Alla fine della guerra, la First Lady andò in Europa con il presidente. Esortò il presidente a includere più repubblicani nella commissione, ma Wilson si tirò indietro. In Europa, un po’ della popolarità del presidente ha contagiato anche la First Lady. Ha goduto del suo status e ha trascorso il suo tempo in Francia visitando gli ospedali e le truppe americane. Nel febbraio 1919, quando Wilson presentò il piano per la Società delle Nazioni alla conferenza di pace, convinse il presidente, il primo ministro francese Georges Clemenceau, a lasciarla partecipare alla sessione. Quando Wilson decise, alla fine dell’estate del 1919, di viaggiare attraverso il paese parlando a sostegno della Società delle Nazioni, Edith si preoccupò che la sua salute fosse troppo fragile per sopportare lo sforzo. Come temeva, egli crollò il 25 settembre, e lei lo riportò di corsa a Washington, dove il 2 ottobre soffrì di un grave ictus. Anche se il presidente era paralizzato e incapace di svolgere i compiti del suo ufficio, Edith insistette che non doveva dimettersi perché credeva che perdere la carica lo avrebbe ucciso. Questa fu la decisione più importante che prese durante la malattia di Wilson, e da essa seguirono tutte le altre: l’occultamento della gravità della sua debolezza al gabinetto e alla stampa, la sua determinazione che quasi nessuno fosse ammesso nella stanza del malato, il suo vaglio dei documenti e delle questioni che sarebbero state portate alla sua attenzione, e la sua assunzione del ruolo di segretaria, riportando le decisioni del presidente ai funzionari del governo. Fino al gennaio 1920, Wilson non ebbe quasi nessun contatto con nessuno al di fuori della sua cerchia di familiari e medici; non si incontrò con il suo gabinetto fino all’aprile 1920.
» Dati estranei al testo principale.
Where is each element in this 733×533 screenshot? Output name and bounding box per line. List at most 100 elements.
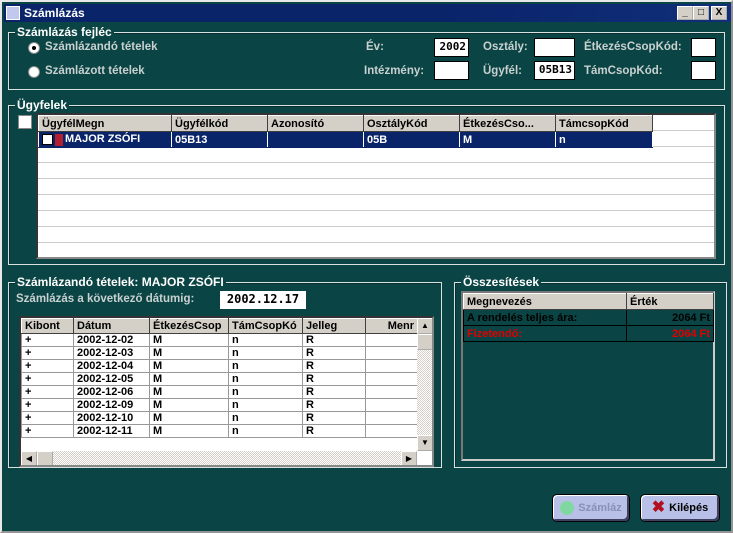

Edith Wilson non ha mai avuto intenzione di usurpare il potere del marito né di diventare la “prima donna presidente”. Come disse al medico di Wilson: “Non sto pensando al paese ora, sto pensando a mio marito”. Ma nel cercare di proteggere l’uomo che amava, assunse di fatto un ruolo politico importante. Nell’escludere i visitatori e nel decidere quali questioni dovevano essere presentate a lui, ha preso decisioni politiche senza volerlo. In fondo, comunque, la colpa non era sua – lei amava semplicemente suo marito – era una carenza del sistema politico americano che, fino all’adozione del Venticinquesimo Emendamento alla Costituzione nel 1967, non prevedeva alcuna disposizione per l’invalidità del Presidente.